At Grain SA regional meetings held in Swellendam and Moorreesburg in the Western Cape, farmers said the wheat crisis, which has been building for some time, is tightening its grip.
At the Swellendam meeting, several farmers said they had been forced to restructure or renegotiate debt in order to survive the crisis, while some producers in Moorreesburg reported that they no longer had sufficient cash to pay voluntary wheat levies or purchase essential production inputs.
It was also noted that, in an effort to cut costs, reduced fertiliser use is beginning to affect wheat quality, with lower protein levels being recorded on some Swartland farms.
International context
The situation is not unique to South Africa, as wheat prices around the world are under pressure due to high stock levels, with escalating production costs adding to the burden. A major drawback for South African farmers, however, is that most exporting countries subsidise production and have increased support measures in response to the current downturn.
On top of this, large volumes of wheat are imported into South Africa between October and December, coinciding with the Western Cape harvest. Farmers argued that these imports drive local prices down and create logistical bottlenecks that push costs up.
The wheat import tariff is intended to protect farmers against subsidised imports, but producers said it currently takes months for the tariff to be announced, creating opportunities for price exploitation.
Grain SA applied to the International Trade Administration Commission (ITAC) in June 2024 for an improved tariff system, including the automation of the mechanism. Despite ongoing pressure, a decision has not yet been finalised.
Logistics is another major pain point, with Western Cape producers voicing their unhappiness about the transport differential since its introduction.
The transport differential is based on the cost of transporting wheat to Randfontein, which is R800/t for wheat produced in the Western Cape, even though most of the province’s wheat is processed and consumed locally.
Farmers also raised concerns that imported wheat is traded alongside South African wheat on SAFEX, despite differences in quality.
Protection against cheap imports
At both meetings, various speakers told farmers that Grain SA was doing everything in its power to help stabilise and revive the industry. Grain SA CEO Tobias Doyer said the industry also has the support of Minister of Agriculture John Steenhuisen.
As evidence of this engagement, Doyer played a video interview between himself and Steenhuisen, during which the latter addressed several industry challenges.
Steenhuisen acknowledged that the current wheat tariff mechanism is ineffective and fails to protect local farmers against heavily subsidised international imports, a matter he said he had raised with the minister of Trade, Industry and Competition.
“Government needs to move towards an automated wheat tariff, like the way fuel prices adjust automatically in response to oil price movements. Farmers should not be sitting waiting for a long bureaucratic process to unfold before the tariff is published,” he said.
In response to questions about stricter import controls, particularly during harvest periods when imports place additional pressure on prices, roads, and silo capacity, Steenhuisen said South Africa’s commitments under World Trade Organization agreements limit the scope for outright import bans.
He added that alternatives such as “quota-based systems rather than outright bans” could be explored.
Investigation into pricing
In response to frustration that millers and bakers remain profitable while wheat producers absorb rising costs and shrinking margins, Steenhuisen said the Department of Agriculture supports a Section 7 investigation through the National Agricultural Marketing Council to improve transparency across the wheat value chain.
“We need to see who is bearing the actual burden. It must be a free market, but it must also be a fair market,” he said.
Steenhuisen added that such an inquiry would provide evidence-based data on pricing, profitability, imports, and who benefits most within the chain.
New technologies and insurance
Steenhuisen also voiced support for improving access to new breeding techniques and precision breeding technologies, arguing that South African farmers could not afford to fall behind their global competitors.
“New technologies are essential for improving yields, quality, and climate resilience under increasingly volatile weather conditions. We must be very careful that we don’t become Luddites and get left behind the rest of the world,” he said.

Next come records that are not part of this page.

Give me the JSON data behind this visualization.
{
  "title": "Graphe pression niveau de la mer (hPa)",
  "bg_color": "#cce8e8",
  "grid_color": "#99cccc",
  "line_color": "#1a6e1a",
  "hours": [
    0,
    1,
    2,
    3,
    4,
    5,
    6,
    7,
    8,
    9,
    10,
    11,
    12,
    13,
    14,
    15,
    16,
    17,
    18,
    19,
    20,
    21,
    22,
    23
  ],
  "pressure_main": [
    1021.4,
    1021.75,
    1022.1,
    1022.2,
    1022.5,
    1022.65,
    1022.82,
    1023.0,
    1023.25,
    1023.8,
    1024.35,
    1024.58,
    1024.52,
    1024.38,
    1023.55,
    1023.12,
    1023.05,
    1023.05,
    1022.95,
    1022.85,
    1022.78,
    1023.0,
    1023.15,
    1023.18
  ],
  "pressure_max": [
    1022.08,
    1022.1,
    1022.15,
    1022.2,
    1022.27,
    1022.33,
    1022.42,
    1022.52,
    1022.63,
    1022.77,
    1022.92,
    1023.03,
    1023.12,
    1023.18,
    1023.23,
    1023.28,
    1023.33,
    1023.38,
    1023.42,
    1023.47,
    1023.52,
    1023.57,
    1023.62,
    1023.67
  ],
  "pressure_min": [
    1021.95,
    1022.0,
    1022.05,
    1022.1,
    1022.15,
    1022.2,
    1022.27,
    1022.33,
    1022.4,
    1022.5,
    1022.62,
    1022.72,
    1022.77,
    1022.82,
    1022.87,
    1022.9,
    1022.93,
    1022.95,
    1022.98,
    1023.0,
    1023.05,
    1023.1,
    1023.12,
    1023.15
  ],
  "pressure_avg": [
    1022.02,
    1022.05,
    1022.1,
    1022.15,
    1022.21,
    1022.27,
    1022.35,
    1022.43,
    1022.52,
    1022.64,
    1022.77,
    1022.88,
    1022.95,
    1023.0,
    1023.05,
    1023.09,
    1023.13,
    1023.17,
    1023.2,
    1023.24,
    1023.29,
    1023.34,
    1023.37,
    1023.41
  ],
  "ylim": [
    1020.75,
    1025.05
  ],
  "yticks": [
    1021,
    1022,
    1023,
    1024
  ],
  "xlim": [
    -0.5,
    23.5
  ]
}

Steenhuisen added that he had been pushing for government-subsidised insurance to help pull farmers through climate-related disasters. He specifically spoke about the potential of an index-based agricultural insurance mechanism to reduce delays associated with disaster declarations and relief payments.
“An index-insurance-type system would pay out immediately, instead of farmers having to wait for a year or more,” he said.
He said he would continue pushing for reforms at Cabinet level and in engagements with the Department of Trade, Industry and Competition and ITAC.
Urgent action needed
Farmers, however, questioned whether reforms could be implemented quickly enough to provide immediate relief, given the slow pace of bureaucratic processes and the fact that key trade decisions fall outside of the Department of Agriculture.
They warned that the coming season will be critical and that, without urgent action, South Africa could lose more producers from an already fragile wheat sector.